Justiça ampla para quem dispõe de recursos
Lentidão da Justiça e recursos infinitos livram o ex-senador e empresário Luiz Estevão de duas condenações.
Reportagem de Flávio Ferreira e do editor deste Blog, publicada neste sábado (10/5), na Folha, revela que a demora da Justiça livrou o ex-senador e empresário Luiz Estevão da condenação pelos crimes de formação de quadrilha e uso de documento falso no caso dos desvios na construção do fórum trabalhista de São Paulo. A fraude está avaliada em R$ 1,2 bilhão, em valores atuais.
A procuradora regional da República Maria Luisa Carvalho, uma das responsáveis pela ação penal do TRT-SP, considera “calamitosa” a prescrição, que “indica um problema de morosidade do Poder Judiciário e um abuso no uso de recursos por parte dos advogados dos réus”.
Reportagem do editor deste Blog, publicada em 2008, revelou que Estevão, o ex-juiz Nicolau dos Santos Neto e os empresários Fábio Monteiro de Barros Filho e José Eduardo Correa Teixeira Ferraz, da Construtora Incal, haviam entupido os tribunais, até então, com 112 recursos, “tentativas de evitar a prisão e reduzir condenações ou adiar os processos, aproveitando-se de brechas legais”.
“Enquanto não se atacarem com seriedade, eficiência e honestidade de propósitos leis que permitem a chicana e a possibilidade infinita de recursos, teremos advogados que abusam do direito de defesa e não teremos Justiça”, afirmou na ocasião a procuradora regional da República Janice Ascari.
Ricardo Sayeg, então advogado de Lalau, contestou: “o Ministério Público deveria apoiar o exercício do direito de defesa, que é uma garantia constitucional”. Para ele, “o direito de se defender, principalmente da prisão, é sagrado”.
“Vinte anos depois, qual o sentimento da sociedade em relação ao caso, senão o de absoluta impunidade?”, escreveu Janice Ascari, neste Blog, quando Estevão firmou acordo com a Advocacia Geral da União, em 2012, para devolver ao erário R$ 468 milhões pelo Grupo OK.

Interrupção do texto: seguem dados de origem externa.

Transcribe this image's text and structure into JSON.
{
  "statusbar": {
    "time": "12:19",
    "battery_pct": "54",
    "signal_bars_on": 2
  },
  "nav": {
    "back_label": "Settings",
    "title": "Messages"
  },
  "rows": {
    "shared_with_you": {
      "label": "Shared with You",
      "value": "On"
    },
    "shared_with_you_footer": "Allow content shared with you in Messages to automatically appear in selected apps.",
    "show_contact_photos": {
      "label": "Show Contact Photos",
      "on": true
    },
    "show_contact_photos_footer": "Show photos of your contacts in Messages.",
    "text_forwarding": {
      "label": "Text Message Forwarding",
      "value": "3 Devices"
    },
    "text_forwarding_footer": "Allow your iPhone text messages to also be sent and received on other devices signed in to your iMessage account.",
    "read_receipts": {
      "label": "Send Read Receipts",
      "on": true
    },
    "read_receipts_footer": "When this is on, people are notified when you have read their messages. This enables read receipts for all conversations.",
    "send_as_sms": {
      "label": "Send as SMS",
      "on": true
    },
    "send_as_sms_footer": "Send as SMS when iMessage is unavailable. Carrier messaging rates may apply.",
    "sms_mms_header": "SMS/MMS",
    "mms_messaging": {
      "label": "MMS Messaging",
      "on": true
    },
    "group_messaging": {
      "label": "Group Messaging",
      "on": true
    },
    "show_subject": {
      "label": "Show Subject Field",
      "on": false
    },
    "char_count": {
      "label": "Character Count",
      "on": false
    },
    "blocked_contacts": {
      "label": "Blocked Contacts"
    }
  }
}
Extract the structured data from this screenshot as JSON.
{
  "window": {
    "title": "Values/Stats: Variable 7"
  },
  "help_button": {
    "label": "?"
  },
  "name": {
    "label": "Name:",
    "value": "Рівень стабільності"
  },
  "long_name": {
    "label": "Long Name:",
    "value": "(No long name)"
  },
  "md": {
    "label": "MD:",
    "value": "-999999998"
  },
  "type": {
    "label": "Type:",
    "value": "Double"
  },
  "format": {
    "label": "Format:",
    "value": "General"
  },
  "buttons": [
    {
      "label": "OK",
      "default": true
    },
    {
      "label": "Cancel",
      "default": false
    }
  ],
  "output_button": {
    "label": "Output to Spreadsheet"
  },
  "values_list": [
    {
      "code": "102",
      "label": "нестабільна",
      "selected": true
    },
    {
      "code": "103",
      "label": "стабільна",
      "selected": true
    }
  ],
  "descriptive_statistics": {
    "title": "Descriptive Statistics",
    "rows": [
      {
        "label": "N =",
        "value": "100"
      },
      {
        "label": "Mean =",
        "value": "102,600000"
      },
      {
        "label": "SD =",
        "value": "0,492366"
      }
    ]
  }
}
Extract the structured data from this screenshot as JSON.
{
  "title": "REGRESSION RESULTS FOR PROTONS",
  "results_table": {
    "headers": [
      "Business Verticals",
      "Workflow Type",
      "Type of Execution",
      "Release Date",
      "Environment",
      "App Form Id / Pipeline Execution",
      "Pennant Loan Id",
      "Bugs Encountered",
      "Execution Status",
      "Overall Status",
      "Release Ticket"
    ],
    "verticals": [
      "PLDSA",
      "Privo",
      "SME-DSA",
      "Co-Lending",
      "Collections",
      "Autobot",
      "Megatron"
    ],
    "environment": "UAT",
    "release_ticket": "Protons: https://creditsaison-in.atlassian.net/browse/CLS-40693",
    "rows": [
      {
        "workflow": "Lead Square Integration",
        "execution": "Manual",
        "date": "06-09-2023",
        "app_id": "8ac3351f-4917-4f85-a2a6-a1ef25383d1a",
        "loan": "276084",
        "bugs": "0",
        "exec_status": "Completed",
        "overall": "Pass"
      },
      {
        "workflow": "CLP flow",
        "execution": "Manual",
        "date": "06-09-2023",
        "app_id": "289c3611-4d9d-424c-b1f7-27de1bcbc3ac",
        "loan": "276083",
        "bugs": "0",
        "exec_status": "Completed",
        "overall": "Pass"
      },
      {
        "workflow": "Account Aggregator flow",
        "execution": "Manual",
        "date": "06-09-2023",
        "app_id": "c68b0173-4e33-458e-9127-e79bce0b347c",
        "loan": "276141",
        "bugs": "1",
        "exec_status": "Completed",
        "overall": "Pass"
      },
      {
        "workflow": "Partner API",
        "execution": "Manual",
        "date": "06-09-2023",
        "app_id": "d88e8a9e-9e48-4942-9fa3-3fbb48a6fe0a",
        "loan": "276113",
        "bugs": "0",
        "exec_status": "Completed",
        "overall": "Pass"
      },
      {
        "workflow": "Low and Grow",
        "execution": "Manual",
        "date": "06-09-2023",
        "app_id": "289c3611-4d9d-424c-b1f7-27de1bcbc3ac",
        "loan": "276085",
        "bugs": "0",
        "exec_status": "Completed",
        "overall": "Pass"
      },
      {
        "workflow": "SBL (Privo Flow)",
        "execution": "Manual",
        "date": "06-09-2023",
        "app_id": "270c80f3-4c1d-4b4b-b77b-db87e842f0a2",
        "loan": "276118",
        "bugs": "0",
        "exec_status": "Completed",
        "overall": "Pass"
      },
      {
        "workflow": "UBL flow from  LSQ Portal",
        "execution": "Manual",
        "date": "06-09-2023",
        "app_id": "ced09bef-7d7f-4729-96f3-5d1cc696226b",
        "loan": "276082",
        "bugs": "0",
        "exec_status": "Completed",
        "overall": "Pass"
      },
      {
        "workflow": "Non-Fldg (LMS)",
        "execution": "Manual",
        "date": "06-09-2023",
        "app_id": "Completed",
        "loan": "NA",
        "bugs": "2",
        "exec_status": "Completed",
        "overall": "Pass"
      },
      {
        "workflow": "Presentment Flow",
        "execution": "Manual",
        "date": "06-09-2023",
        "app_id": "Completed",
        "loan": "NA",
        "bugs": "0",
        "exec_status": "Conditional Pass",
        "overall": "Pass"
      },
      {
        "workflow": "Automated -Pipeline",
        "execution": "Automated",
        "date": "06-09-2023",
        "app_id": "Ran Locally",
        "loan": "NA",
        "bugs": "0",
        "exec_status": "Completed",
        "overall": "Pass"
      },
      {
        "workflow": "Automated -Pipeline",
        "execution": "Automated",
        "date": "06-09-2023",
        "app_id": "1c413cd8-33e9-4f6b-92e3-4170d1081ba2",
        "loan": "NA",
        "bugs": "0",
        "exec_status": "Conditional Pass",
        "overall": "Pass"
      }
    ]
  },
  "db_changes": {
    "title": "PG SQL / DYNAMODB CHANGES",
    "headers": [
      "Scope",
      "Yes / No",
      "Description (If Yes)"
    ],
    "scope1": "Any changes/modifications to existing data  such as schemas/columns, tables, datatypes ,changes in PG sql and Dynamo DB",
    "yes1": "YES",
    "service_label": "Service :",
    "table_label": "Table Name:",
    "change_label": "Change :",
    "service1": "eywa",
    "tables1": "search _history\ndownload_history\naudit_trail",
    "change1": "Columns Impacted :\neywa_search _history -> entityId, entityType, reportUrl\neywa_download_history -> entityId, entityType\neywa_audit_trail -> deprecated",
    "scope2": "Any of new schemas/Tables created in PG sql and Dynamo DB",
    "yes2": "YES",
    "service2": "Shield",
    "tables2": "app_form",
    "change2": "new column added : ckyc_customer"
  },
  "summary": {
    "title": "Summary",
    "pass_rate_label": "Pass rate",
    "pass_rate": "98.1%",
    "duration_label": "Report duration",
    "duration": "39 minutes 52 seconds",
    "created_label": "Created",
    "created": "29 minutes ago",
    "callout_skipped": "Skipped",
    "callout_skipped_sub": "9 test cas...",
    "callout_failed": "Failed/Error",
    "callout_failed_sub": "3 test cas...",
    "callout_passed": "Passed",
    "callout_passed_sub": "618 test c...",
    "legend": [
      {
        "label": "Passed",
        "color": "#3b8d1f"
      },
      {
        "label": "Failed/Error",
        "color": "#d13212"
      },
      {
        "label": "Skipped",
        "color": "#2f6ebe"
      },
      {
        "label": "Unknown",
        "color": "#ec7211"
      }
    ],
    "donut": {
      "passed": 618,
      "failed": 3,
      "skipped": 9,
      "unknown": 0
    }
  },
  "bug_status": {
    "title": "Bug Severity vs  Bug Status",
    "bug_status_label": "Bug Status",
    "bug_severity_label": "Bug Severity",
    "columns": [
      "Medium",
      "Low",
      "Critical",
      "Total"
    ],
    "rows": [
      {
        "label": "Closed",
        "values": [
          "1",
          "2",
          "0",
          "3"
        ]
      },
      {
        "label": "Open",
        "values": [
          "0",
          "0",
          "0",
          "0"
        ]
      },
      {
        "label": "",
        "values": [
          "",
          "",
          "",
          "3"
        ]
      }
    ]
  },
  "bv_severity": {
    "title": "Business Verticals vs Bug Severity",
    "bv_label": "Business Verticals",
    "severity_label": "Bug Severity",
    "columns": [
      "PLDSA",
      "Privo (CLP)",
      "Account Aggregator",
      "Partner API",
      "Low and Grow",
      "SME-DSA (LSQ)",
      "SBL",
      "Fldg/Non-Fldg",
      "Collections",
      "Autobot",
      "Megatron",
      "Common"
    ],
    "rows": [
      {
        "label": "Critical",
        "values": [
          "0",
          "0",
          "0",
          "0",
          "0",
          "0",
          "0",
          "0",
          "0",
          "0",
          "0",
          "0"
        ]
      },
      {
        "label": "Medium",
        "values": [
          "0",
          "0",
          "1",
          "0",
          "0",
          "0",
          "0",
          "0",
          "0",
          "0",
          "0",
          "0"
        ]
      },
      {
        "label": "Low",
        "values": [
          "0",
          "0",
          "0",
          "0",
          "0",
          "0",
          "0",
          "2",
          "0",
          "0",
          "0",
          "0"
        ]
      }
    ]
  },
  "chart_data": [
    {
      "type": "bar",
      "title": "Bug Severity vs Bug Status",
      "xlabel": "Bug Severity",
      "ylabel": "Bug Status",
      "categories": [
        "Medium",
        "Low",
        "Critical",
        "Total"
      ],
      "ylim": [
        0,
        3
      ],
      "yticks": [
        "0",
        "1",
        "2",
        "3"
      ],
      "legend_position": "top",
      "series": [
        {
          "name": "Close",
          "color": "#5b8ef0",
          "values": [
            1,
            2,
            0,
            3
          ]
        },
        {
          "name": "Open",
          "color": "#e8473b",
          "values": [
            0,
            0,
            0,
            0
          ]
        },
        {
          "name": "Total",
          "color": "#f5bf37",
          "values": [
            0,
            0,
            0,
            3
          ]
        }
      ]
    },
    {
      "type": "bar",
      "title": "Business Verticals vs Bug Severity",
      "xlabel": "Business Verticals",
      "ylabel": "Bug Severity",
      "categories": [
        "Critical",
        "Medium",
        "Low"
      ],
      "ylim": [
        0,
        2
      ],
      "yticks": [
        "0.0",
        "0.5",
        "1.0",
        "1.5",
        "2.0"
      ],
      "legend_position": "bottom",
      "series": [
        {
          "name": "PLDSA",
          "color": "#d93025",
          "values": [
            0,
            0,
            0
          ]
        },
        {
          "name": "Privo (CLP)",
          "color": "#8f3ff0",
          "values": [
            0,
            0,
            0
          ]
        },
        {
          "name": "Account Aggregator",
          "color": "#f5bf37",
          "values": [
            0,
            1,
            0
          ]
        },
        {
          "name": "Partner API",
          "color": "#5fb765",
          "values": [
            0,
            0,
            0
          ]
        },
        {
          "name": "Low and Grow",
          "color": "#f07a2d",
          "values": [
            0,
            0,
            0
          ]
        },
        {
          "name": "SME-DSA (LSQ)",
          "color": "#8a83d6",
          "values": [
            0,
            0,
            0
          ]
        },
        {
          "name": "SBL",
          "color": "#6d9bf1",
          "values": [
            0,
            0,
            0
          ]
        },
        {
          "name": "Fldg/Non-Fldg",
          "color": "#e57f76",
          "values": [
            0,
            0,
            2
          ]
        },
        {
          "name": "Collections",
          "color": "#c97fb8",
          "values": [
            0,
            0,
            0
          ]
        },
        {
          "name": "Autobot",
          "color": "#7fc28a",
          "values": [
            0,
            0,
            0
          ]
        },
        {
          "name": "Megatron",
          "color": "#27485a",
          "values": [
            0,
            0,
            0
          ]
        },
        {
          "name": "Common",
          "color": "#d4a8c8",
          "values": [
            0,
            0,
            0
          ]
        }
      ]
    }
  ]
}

“Se todos os bens pessoais de Luiz Estevão, os do Grupo OK e das demais empresas do grupo encontram-se bloqueados há mais de uma década, a acumulação de riquezas necessária para a aceitação do acordo demonstra que o país comprovadamente propicia aos empresários plenas condições de sair do fundo do poço e se reerguer, qual Fênix”, afirmou a procuradora.
Condenado a 31 anos de prisão em 2006, quando o TRF-3 reformou sentença que o absolvera, a pena de Estevão caiu para 26 anos de reclusão, com a prescrição dos dois crimes ocorrida no sábado passado.
Segundo a reportagem deste sábado na Folha, Estevão aguarda em liberdade a conclusão do processo sobre outros crimes, como corrupção ativa, enquanto Lalau já cumpre pena em uma penitenciária no interior de São Paulo.
A procuradora da República Maria Luisa Carvalho diz que a Justiça deu tratamento desigual ao ex-senador e ao ex-juiz.
Só no Superior Tribunal de Justiça o ex-senador já apresentou mais de dez medidas judiciais desde a condenação em 2006, segundo a Procuradoria. Antes de chegar ao fim, o processo ainda terá que passar pela última instância, o Supremo Tribunal Federal.
O caso do TRT-SP expõe, talvez como nenhum outro, uma Justiça seletiva, pois sabe-se que o réu comum, por não dispor de recursos financeiros, não conseguiria os mesmos resultados sem a contratação de bons advogados.
Ouvidas pela Folha, as defesas dos réus do caso do fórum trabalhista de São Paulo negaram abuso no uso de recursos judiciais. O advogado de Luiz Estevão, Marcelo Luiz Ávila de Bessa, afirmou que “todos os recursos interpostos estão previstos em lei”.
O advogado de Lalau, Celmo Pereira, disse que há injustiça na prisão do seu cliente, que não deve ser estendida aos outros réus.
Sepúlveda Pertence, advogado de José Eduardo Ferraz, afirmou que, “ao lidar com penas de mais de 20 anos de prisão, é dever mais que sagrado se defender enquanto puder”.
O advogado de Fábio Monteiro de Barros não respondeu à reportagem.
Reportagem da “Veja Brasília“, publicada recentemente, revela que Cleucy Meireles de Oliveira, “casada com o empresário Luiz Estevão, com quem compartilha uma fortuna de quase 33 bilhões de reais” (…) “sofre com a possibilidade de detenção do marido”.
Com tantos recursos, esse temor parece infundado.